Bloomberg Law
April 23, 2020, 8:52 PM

Fired McDonald’s CEO’s Pay Faces Protest Vote from Pension Funds

Andrea Vittorio
Andrea Vittorio
Reporter

A group of union pension funds is urging McDonald’s Corp. investors to join them in protesting a multi-million dollar payout to former Chief Executive Officer Stephen Easterbrook, who was fired late last year over a relationship with a subordinate.

Investors should vote against Easterbrook’s pay package and two directors who oversaw it, board chairman Enrique Hernandez, Jr. and compensation committee chair Richard Lenny, CtW Investment Group said in a filing Thursday.

The McDonald’s board voted to fire Easterbrook in November because he had a relationship with an employee, which was consensual but violated company policy. The ousted CEO was allowed to keep stock awards worth about $37 million at the time of his departure, according to Bloomberg calculations, along with severance pay and health insurance benefits.

“The board’s light handed approach demonstrates a failure to disincentivize violations of its code of conduct,” CtW Investment Group’s executive director Dieter Waizenegger said in a filing urging investors to join in the protest votes. The group works with union-sponsored pension funds with more than $250 billion in assets under management, including shares in McDonald’s.

Waizenegger said the board could have done more in light of concerns about the restaurant chain’s handling of sexual harassment complaints.
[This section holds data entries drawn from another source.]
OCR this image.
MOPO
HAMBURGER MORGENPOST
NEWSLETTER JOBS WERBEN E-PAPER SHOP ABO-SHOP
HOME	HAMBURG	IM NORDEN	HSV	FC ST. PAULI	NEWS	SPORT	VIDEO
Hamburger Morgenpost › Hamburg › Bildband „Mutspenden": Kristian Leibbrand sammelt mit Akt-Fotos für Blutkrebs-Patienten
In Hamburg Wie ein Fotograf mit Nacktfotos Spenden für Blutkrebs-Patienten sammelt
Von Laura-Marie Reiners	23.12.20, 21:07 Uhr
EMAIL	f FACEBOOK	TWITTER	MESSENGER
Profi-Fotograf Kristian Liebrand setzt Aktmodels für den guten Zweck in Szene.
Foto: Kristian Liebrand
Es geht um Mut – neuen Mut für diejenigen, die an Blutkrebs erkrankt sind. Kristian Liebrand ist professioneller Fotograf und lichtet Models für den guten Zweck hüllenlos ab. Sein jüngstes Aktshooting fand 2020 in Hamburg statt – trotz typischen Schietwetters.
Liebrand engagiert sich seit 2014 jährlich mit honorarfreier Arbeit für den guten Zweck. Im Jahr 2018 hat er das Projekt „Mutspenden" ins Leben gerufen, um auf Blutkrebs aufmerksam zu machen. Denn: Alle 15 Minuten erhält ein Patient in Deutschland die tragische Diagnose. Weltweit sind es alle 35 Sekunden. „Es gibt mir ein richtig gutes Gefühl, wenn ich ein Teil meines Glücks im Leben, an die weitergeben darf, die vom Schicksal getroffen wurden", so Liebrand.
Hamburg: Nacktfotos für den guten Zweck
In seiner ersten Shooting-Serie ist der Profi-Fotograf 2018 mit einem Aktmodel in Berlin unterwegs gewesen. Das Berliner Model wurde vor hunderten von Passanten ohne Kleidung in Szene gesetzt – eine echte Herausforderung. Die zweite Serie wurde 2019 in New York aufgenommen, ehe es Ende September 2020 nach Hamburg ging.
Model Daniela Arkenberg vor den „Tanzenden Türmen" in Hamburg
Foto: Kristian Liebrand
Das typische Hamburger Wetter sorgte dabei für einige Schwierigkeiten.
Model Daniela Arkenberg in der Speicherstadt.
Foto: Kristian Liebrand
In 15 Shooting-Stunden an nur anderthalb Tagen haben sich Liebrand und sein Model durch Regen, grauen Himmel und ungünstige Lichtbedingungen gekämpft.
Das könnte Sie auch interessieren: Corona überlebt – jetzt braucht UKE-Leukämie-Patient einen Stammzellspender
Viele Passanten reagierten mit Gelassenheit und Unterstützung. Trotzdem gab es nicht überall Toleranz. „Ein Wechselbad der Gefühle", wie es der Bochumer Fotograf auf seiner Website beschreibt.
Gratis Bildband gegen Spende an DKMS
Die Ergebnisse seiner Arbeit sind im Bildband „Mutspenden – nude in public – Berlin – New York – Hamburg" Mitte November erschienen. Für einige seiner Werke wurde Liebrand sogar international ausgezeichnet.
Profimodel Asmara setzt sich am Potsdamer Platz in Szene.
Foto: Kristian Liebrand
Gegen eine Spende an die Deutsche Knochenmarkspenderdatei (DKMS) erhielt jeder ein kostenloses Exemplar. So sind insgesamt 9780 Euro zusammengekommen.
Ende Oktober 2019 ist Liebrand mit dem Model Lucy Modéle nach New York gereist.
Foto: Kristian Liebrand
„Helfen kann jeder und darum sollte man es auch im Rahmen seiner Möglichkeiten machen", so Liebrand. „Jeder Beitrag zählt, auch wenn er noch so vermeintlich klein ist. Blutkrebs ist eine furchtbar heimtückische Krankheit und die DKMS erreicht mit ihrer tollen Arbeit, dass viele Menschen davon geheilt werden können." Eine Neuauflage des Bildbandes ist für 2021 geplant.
McDonald’s recently revamped its harassment policy following worker complaints about groping, inappropriate comments from supervisors, and retaliation for speaking up.

The McDonald’s board and pay packages for Easterbrook and his successor as CEO, Chris Kempczinski, are up for a shareholder vote at its annual meeting May 21. The meeting comes at a fraught time for McDonald’s, which has seen sales fall from the coronavirus outbreak and some workers walk out demanding paid sick days and hand sanitizer.

McDonald’s didn’t immediately return a request for comment.